Assume an investor who had bought this etf at the beginning of this year did so because he thought the market was overvalued and oversold. Assume that the market currently begins an extended correction or decline....goes into a bear market. The investor was correct in his assumption, but terribly wrong in his timing. Not only will his current investments go down in value, but the cash he had set aside to make purchases when his downside targets are hit is only a fraction of what it had previously been.
So, IMO, inverse funds...leveraged or not....are terrible holdings as a long-term cash substitute.
On the other hand, they can be great a short-term holding, which is their purpose. They can be really good investments to use during corrections or bear market declines....just like buying Put options. IMO, they should also had a "finite" life just like an option. IMO, the investor treat them just like a Put option which expires in a month or so. The investor should always be thinking about selling an inverse fund immediately after his profit target is met. If the market turns against the inverse fund or etf and starts gaining then it should be sold immediately. As we know, when a market goes into a serious bear market decline it usually does so in a violent quick manner. Unlike a bull market which takes a much longer time period to develop.
Getting back to SLW. Looking at a chart of SLW and how far it has declined there is no way I would now hedge it with an inverse fund. The time to do that was about a year ago when SLW was around $40 a share....now it is around $19.40. At the time SLW was selling for around $40 a share DSLV was then selling for approximately $20 a share. DSLV has since tripled in value and currently selling for almost $60 a share, while SLW has lost about 50% of its value. If it were me I would wait until SLW has some extended gains before I would consider hedging it with DSLV.
These are just my opinions.
Best regards,
Ray
Sorry. I don't have anything left on it. I just manually updated my worksheet on a daily basis....the worksheet was the only data I had. When it appeared that it would not be of any real use to me in setting up any AIM programs I just got rid of it.
Best regards,
Ray
Welcome to the board.
Thank you for your interest.
I no longer track this index for a couple of reasons.

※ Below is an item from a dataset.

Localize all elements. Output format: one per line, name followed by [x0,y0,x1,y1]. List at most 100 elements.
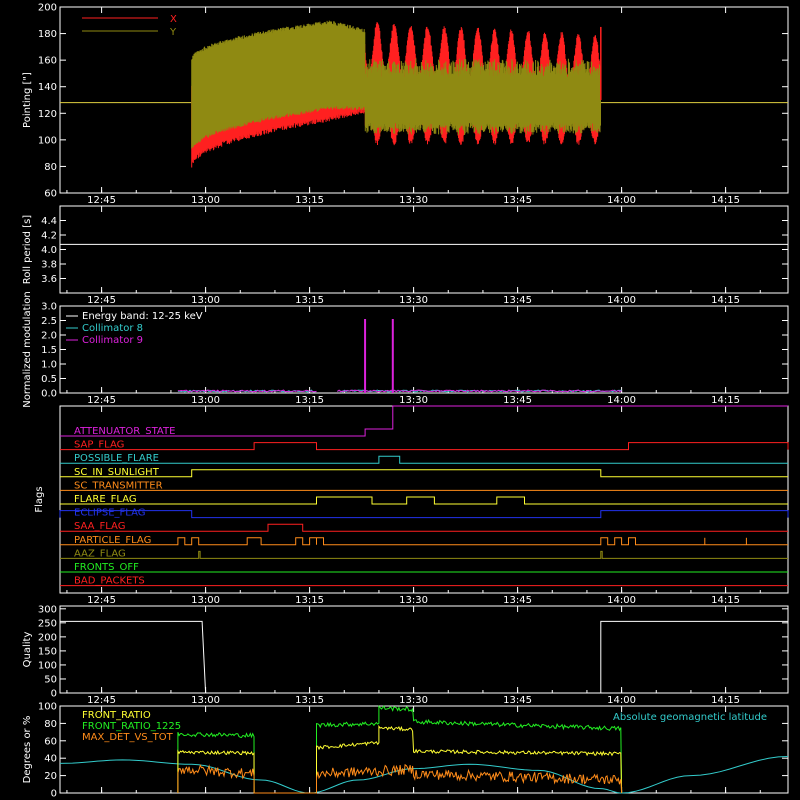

One reason is because of its volatility. In my opinion, it changes direction too quickly to be useful as a long term index for use with AIM directed type programs. AIM programs are more closely aligned with buy-and-hold investing than with short term trading. I find that it is more useful for very short term trading, such as with options which are close to their expiration dates.
Then in September my wife and I traveled for about 3 weeks. Got so far behind in my tracking that my worksheet became worthless. So I deleted my worksheet.
IMO, if an investor or trader is interested in doing some short term swing trading then they might find some value in viewing its current reading before making a purchase. Otherwise it serves no real purpose in AIM type investing.
Best regards,
Ray
Hi Steve,
In real life it is not nearly as laborious as I described in my post.
I already know which PC amounts will require how many $ to purchase with my first indicated Buy after the program is set up.
All I have to do is just divide the PC with the current stock price and see how many total shares it will take to support the PC at that price.
Then it is just a couple or three more entries on my calculator and I am good to go with respect to making my initial purchase to set up the program.
Takes about 30 seconds to a minute in real life.
Best regards,
Ray
Hi Steve,
Looks like we approach it the same way....only I do it the hard way.